Interest Rates Will Spike This Year: Soros

The next crisis of confidence (financial crisis) will send both interest rates and gold higher.  History's numerous financial crises, a few highlighted green below, confirms this tendency (chart 1).

Chart 1:  High Grade Corporate Bond Yield (Aaa) and Gold London PM Fixed

The transition of capital flows from bonds (public sector) to stocks (private sector) is nearly completed.
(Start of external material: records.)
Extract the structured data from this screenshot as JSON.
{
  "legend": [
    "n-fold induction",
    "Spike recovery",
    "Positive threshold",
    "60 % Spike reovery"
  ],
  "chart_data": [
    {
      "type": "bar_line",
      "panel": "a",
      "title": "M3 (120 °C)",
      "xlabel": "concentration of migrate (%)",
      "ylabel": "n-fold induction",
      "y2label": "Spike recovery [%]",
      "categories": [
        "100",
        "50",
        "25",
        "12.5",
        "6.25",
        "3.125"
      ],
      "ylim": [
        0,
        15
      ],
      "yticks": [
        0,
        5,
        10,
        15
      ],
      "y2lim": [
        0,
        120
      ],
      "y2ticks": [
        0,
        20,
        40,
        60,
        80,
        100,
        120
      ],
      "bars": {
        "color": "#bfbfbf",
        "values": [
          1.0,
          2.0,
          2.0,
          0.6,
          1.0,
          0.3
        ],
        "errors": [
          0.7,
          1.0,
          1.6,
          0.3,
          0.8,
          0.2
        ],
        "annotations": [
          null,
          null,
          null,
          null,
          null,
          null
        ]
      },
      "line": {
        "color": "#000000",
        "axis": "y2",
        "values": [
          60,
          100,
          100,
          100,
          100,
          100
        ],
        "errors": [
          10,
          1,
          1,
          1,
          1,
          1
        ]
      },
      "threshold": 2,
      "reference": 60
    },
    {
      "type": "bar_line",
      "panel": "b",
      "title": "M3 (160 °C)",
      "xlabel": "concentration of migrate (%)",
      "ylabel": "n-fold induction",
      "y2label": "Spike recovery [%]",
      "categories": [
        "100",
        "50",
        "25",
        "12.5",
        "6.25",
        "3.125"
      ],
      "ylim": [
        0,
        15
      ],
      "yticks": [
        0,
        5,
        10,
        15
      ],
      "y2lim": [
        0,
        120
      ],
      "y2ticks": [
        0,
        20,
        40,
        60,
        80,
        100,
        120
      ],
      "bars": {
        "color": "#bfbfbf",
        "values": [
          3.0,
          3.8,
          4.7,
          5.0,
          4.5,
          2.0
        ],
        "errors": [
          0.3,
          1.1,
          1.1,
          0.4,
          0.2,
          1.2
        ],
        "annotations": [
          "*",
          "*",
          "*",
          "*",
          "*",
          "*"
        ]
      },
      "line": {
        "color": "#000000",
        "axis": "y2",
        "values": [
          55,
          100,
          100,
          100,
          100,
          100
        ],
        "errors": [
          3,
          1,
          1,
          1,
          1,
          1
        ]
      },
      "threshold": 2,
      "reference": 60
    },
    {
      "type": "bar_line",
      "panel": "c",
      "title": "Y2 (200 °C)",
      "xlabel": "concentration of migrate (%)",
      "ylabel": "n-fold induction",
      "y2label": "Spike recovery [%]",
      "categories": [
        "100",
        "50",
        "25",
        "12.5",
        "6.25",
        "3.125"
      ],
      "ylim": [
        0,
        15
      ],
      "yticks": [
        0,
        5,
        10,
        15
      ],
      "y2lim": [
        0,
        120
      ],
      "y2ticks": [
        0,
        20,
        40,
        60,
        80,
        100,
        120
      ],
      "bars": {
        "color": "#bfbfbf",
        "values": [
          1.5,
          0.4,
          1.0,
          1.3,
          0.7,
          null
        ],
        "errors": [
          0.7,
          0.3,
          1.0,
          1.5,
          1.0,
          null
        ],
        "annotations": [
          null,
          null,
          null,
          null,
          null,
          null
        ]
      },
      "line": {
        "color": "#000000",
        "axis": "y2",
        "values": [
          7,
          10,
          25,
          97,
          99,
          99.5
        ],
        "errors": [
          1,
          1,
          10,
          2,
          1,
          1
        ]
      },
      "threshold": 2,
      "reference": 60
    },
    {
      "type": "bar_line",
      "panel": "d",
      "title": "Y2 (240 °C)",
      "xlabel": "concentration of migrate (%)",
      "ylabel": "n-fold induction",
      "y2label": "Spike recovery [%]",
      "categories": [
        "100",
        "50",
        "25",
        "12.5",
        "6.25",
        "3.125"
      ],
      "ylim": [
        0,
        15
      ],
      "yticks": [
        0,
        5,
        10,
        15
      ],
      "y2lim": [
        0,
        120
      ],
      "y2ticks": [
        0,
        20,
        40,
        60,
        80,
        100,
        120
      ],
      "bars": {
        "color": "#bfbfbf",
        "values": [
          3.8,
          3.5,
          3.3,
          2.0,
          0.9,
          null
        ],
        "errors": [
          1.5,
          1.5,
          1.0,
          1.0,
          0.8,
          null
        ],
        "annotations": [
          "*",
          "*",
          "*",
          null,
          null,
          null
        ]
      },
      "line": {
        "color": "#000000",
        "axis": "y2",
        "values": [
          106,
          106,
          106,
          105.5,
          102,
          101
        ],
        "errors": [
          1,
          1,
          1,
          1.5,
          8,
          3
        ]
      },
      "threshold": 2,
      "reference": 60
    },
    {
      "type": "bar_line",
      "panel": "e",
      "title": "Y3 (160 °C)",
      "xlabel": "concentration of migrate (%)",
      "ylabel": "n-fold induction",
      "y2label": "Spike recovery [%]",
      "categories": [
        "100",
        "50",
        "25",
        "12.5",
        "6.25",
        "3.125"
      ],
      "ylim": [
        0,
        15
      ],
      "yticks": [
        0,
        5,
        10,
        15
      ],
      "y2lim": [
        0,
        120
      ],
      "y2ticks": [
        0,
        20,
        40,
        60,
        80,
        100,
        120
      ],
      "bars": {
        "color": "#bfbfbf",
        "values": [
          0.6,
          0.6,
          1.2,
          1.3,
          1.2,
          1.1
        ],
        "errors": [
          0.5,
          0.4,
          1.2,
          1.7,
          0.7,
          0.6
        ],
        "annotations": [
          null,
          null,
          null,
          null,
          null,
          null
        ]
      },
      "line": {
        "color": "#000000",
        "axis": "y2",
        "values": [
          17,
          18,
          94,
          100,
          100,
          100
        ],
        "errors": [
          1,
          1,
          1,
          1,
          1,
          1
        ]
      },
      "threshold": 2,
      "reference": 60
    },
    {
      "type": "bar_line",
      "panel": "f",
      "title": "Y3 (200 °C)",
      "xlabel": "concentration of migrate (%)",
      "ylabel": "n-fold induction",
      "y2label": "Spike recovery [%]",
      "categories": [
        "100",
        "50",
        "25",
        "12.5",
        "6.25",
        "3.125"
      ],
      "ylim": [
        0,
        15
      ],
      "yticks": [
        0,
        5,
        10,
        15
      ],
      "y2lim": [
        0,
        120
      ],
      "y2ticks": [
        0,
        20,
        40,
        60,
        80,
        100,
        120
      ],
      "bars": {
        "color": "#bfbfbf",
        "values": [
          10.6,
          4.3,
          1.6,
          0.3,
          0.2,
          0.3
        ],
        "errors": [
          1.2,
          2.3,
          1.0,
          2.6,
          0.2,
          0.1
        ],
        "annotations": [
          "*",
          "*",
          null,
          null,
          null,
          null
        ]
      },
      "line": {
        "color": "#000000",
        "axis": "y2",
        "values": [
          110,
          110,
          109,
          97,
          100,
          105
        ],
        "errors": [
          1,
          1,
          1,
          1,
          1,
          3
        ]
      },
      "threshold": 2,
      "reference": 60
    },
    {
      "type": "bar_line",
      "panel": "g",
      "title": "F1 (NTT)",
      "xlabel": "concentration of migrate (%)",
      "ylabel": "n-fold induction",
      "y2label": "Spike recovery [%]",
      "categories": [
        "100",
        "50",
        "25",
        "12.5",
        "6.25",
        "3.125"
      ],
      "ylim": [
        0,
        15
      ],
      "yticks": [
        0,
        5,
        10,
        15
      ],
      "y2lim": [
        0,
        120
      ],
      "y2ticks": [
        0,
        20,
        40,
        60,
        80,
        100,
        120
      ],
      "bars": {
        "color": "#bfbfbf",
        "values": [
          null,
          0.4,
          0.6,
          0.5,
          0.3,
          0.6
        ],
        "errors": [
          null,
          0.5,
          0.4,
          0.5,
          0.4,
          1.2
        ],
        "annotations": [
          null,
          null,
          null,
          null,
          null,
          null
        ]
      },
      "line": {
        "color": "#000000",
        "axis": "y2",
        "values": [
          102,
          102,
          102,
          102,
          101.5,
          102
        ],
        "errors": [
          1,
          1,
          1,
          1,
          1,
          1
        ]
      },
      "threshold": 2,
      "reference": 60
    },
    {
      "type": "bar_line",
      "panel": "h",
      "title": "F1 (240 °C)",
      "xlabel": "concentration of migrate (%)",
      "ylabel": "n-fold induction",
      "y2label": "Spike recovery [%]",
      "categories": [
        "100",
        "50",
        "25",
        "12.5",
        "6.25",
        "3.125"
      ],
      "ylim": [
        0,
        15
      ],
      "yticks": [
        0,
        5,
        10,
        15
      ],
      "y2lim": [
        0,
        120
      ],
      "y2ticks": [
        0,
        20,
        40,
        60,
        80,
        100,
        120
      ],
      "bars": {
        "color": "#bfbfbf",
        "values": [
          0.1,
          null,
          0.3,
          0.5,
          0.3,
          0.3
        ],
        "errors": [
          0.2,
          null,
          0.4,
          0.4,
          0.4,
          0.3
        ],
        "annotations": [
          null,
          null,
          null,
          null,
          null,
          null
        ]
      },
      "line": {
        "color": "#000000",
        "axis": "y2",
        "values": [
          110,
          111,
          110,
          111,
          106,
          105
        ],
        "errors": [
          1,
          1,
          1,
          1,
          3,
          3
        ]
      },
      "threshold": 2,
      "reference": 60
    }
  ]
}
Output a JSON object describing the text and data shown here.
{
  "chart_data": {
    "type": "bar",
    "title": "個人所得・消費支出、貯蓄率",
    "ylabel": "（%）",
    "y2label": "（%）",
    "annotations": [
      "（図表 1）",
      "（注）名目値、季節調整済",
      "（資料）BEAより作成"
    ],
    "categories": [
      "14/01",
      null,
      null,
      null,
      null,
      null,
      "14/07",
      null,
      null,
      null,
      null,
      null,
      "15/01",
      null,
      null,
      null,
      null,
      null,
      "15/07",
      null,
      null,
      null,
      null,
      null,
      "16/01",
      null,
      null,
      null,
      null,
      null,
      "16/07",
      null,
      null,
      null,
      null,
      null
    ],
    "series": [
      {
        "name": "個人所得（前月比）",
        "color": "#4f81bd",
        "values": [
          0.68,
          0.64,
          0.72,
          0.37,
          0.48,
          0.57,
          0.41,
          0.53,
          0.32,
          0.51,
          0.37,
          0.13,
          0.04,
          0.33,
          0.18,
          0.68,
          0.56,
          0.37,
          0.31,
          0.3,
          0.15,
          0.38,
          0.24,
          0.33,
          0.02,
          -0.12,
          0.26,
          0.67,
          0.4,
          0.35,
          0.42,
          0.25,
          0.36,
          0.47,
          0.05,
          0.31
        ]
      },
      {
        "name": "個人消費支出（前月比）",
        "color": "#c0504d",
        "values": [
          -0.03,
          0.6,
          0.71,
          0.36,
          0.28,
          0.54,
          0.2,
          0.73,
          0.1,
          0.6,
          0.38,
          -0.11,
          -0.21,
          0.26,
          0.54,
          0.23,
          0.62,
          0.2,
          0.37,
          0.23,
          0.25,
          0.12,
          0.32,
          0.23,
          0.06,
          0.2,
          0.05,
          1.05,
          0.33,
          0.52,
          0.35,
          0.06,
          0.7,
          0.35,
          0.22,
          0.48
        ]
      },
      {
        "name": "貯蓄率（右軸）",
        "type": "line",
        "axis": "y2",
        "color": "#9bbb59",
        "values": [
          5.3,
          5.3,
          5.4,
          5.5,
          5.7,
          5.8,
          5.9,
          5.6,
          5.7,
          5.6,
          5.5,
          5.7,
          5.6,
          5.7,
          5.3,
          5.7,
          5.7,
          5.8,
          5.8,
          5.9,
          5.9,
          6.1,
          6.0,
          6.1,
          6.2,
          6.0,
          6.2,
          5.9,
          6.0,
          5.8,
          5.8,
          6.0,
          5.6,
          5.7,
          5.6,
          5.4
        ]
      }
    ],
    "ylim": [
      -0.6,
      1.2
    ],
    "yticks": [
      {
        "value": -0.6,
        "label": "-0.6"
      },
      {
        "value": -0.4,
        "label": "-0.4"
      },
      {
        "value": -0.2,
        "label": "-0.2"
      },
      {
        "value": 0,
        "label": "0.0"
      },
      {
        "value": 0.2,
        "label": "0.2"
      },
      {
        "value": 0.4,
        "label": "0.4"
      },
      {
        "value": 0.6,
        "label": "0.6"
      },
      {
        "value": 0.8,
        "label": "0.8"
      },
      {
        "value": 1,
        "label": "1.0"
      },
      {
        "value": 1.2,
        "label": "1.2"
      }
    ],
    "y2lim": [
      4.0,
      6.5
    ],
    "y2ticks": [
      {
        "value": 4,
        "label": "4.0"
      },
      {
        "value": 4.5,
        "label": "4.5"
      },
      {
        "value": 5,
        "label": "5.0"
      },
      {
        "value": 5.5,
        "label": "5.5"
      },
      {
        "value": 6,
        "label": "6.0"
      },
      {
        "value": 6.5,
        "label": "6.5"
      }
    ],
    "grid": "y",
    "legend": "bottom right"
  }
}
A breakout from 14-year consolidation should happen in 2014.  The next financial crisis, an event that sends interest rates surging, will only accelerate the transition once calm is restored.

Chart 2: Large Cap Stocks Total Return Index (LCSTRI), LCSTRI to Long Term Government Bonds Total Return Index Ratio (LCSTRILTGBTRIR) and LCSTRILTGBTRIR Cycle Z Scores (LCSTRILTGBTRIRC3&4)

Headline: Interest Rates Will Spike This Year: Soros

There will be a dramatic rise in interest rates as soon as there are clear signs the U.S. economy is picking up, billionaire financier George Soros told CNBC.
Soros said that the U.S. needs to reestablish growth to help shrink its debt pile and that the Federal Reserve's policy of buying U.S. debt, is the right one since it doesn't add to the net amount of debt outstanding. "It's about as close to a free lunch as you can get," he said.